Transportation and Public Health in Washington, D.C.
It’s important to understand the public health issues that greatly affect certain areas and cities, particularly if you are looking to work or collaborate with professionals who work in that city.
In our nation’s capital, one of the most significant public health challenges being addressed is transportation and its effect on inhabitants of the Washington, D.C., metropolitan area. The city of D.C. is known across the country for its traffic problems. U.S. News & World Report ranked it the second-worst city in the United States with regard to traffic conditions, and with high traffic volume comes increased air pollution, especially in communities located near major highways and roadways.
Pollution is not only an environmental problem, it’s also a serious health concern. Childhood asthma is directly linked to long-term exposure to traffic-related air pollution, and asthma is the root cause of many avoidable hospitalizations and emergency room visits in the District of Columbia.

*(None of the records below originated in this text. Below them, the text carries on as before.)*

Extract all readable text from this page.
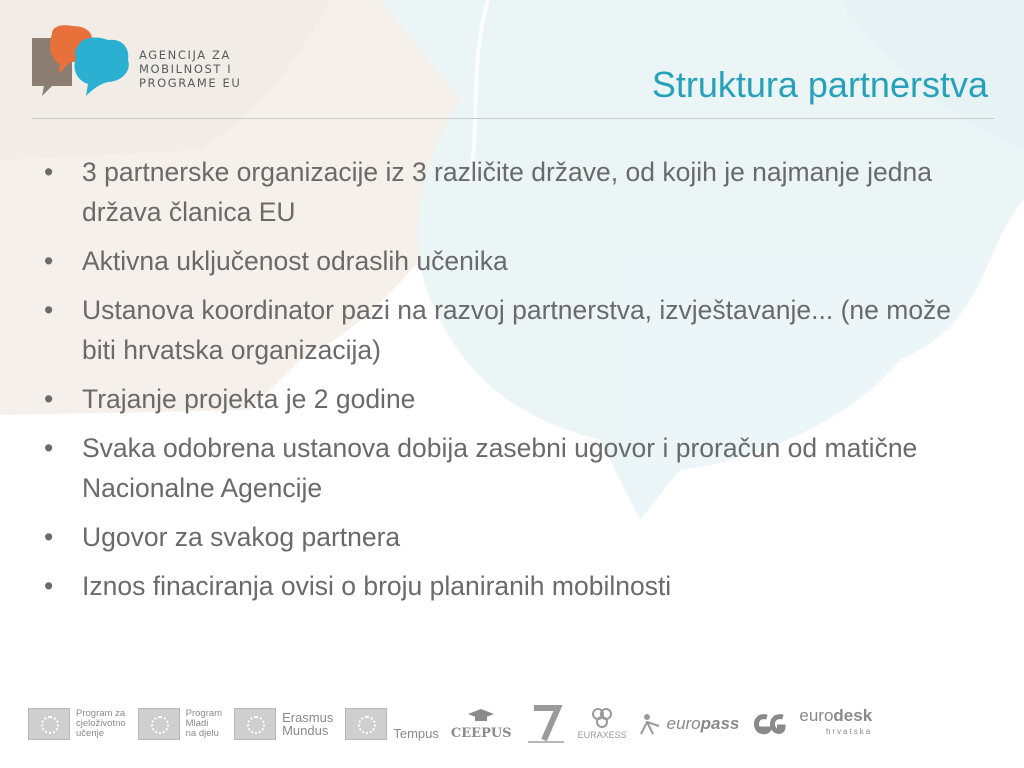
AGENCIJA ZA
MOBILNOST I
PROGRAME EU	Struktura partnerstva
• 3 partnerske organizacije iz 3 različite države, od kojih je najmanje jedna država članica EU
• Aktivna uključenost odraslih učenika
• Ustanova koordinator pazi na razvoj partnerstva, izvještavanje... (ne može biti hrvatska organizacija)
• Trajanje projekta je 2 godine
• Svaka odobrena ustanova dobija zasebni ugovor i proračun od matične Nacionalne Agencije
• Ugovor za svakog partnera
• Iznos finaciranja ovisi o broju planiranih mobilnosti
Program za
cjeloživotno
učenje
Program
Mladi
na djelu
Erasmus
Mundus	Tempus CEEPUS	EURAXESS
euro pass	eurodesk
hrvatska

Washington, D.C., has already taken important strides toward improving the city’s environment and health outcomes — it was recently named the world’s first Leadership in Energy and Environmental Design (LEED) Platinum city. LEED is a green building rating system, and this certification recognizes the city’s ongoing efforts to create a sustainable environment by supporting clean energy innovation, reducing greenhouse gas emissions and focusing on livability for its residents.
How Can We Improve Public Health in Cities Like D.C.?
Large cities across the U.S. need public health professionals to be advocates for reasonable, healthy transportation policies. By collaborating with transportation and public policy stakeholders, public health professionals can work to decrease the amount of traffic-related air pollution, which will help the environment and lower the rate of asthma and other lung conditions treated in local health care facilities.